Catarina Martins garantiu que o BE escolhe e continuará a escolher "a coerência e o compromisso com soluções que salvam vidas, que ajudam quem está doente, que dão ao pobre e ao remediado a garantia de que não deve ser cuidado nos nossos hospitais públicos de forma diferente da pessoa mais poderosa do mundo".
"E se assim fazemos é porque respeitamos sempre o nosso mandato. Temos um compromisso com o povo e é por isso que somos esquerda de confiança", acrescentou.
Catarina Martins apontou que é na coerência do partido "que se alicerça o crescimento" que disse já sentir na rua "e que até as sondagens já reconhecem".
"Se agora estamos a recuperar força é por levarmos o país a sério e levarmos a sério o compromisso de quem confiou em nós. Não cedemos à chantagem e não preciso de vos dizer como é importante que o povo tenha esta certeza de que aqui está gente que nem verga nem quebra", vincou.
Antes, a coordenadora do BE já tinha referido que "foi em nome" da coerência que o partido promoveu e assinou os acordos da geringonça, ajudando “a salvar o país da direita”.
"E não nos submetemos nunca à ideia peregrina de que bastaria um 'acordo de cavalheiros' para um compromisso de medidas: tem que haver honra e fidelidade aos acordos na política, mas o povo tem o direito de saber o que vai ser feito, quando e como, e isso é um acordo transparente para toda a gente conhecer", salientou.

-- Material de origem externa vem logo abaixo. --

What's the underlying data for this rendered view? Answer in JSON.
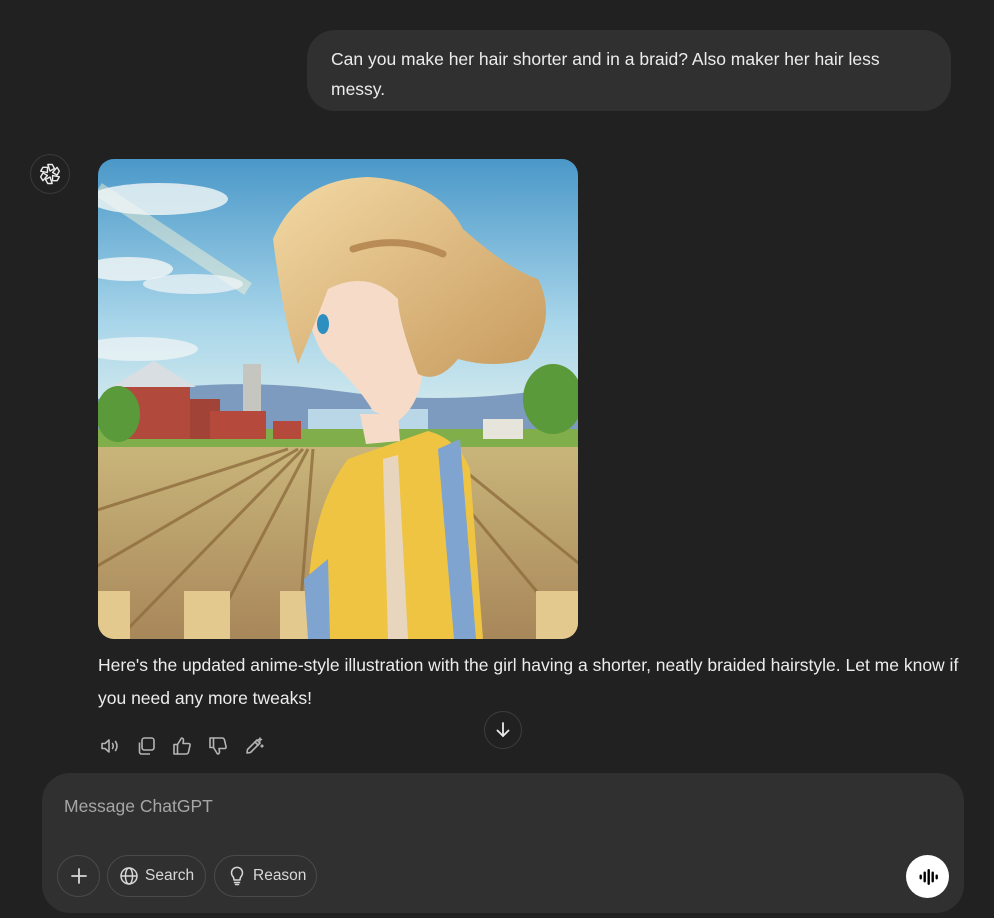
{
  "conversation": {
    "user_message": "Can you make her hair shorter and in a braid? Also maker her hair less messy.",
    "assistant": {
      "avatar_icon": "chatgpt-logo-icon",
      "image_icon": "generated-anime-illustration",
      "message": "Here's the updated anime-style illustration with the girl having a shorter, neatly braided hairstyle. Let me know if you need any more tweaks!"
    },
    "actions": [
      {
        "icon": "speaker-icon"
      },
      {
        "icon": "copy-icon"
      },
      {
        "icon": "thumbs-up-icon"
      },
      {
        "icon": "thumbs-down-icon"
      },
      {
        "icon": "edit-image-icon"
      }
    ]
  },
  "composer": {
    "placeholder": "Message ChatGPT",
    "search_label": "Search",
    "reason_label": "Reason"
  },
  "colors": {
    "background": "#212121",
    "bubble": "#303030",
    "text": "#ececec",
    "muted": "#b4b4b4"
  }
}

Catarina Martins garantiu que o partido foi unitário contra o sectarismo e nunca deixará de o ser, querendo "toda a força da esquerda junta, porque não é demais para enfrentar a casta oligárquica que manda em Portugal".
Lembrando várias lutas e conquistas do partido nos últimos anos, Catarina Martins salientou que o Bloco revelou "escândalos financeiros", denunciou "a pirataria das privatizações e os banqueiros e CEOs que prejudicaram o país" e combateu "a corrupção, o compadrio e o clientelismo".
"E se agora nos dizem que é importante, pois lembrem-se que era o Bloco de Esquerda que Ricardo Salgado tratava como o seu inimigo e tinha toda a razão. É uma honra para nós termos mostrado que o crime é crime e que foram banqueiros quem assaltou os bancos", insistiu.
As "gerações não se atropelam", reforçam-se
A coordenadora bloquista, Catarina Martins, disse hoje, no seu discurso de despedida, que no BE as "gerações não se atropelam", mas "reforçam-se", recordando o legado dos fundadores do partido e de João Semedo.
"Sei bem que a camaradagem, a convicção, o debate franco, a luta ombro a ombro não se comemoram. Partilham-se, mas permitam-me que hoje vos diga o quão grata estou pelo privilégio de ter seguido convosco no caminho destes últimos 11 anos e pelo que mais virá", disse Catarina Martins, no último discurso enquanto coordenadora do BE, na XIII Convenção Nacional, em Lisboa.
Recordando a "enorme generosidade" de Francisco Louçã, que a antecedeu na liderança do partido, a coordenadora do BE enalteceu ainda Luís Fazenda e Fernando Rosas.
"De formas diversas, reinventaram a sua intervenção no Bloco e ensinaram-nos que as gerações não se atropelam nem se substituem, as gerações no BE reforçam-se, acrescentam-se", enfatizou, recordando ainda os ensinamentos que deixou o outro fundador do BE Miguel Portas.
Um dos mais orgulhos de Catarina Martins é, nas suas palavras, a promulgação da lei que despenaliza a morte medicamente assistida.
"Não é o único legado que nos deixa, longe disso, mas esta particular combinação de exigência e tolerância é a Lei João Semedo, e Portugal deve agradecer-lhe a generosidade com que se dedicou a esta causa como ao SNS até ao último dos seus dias", disse.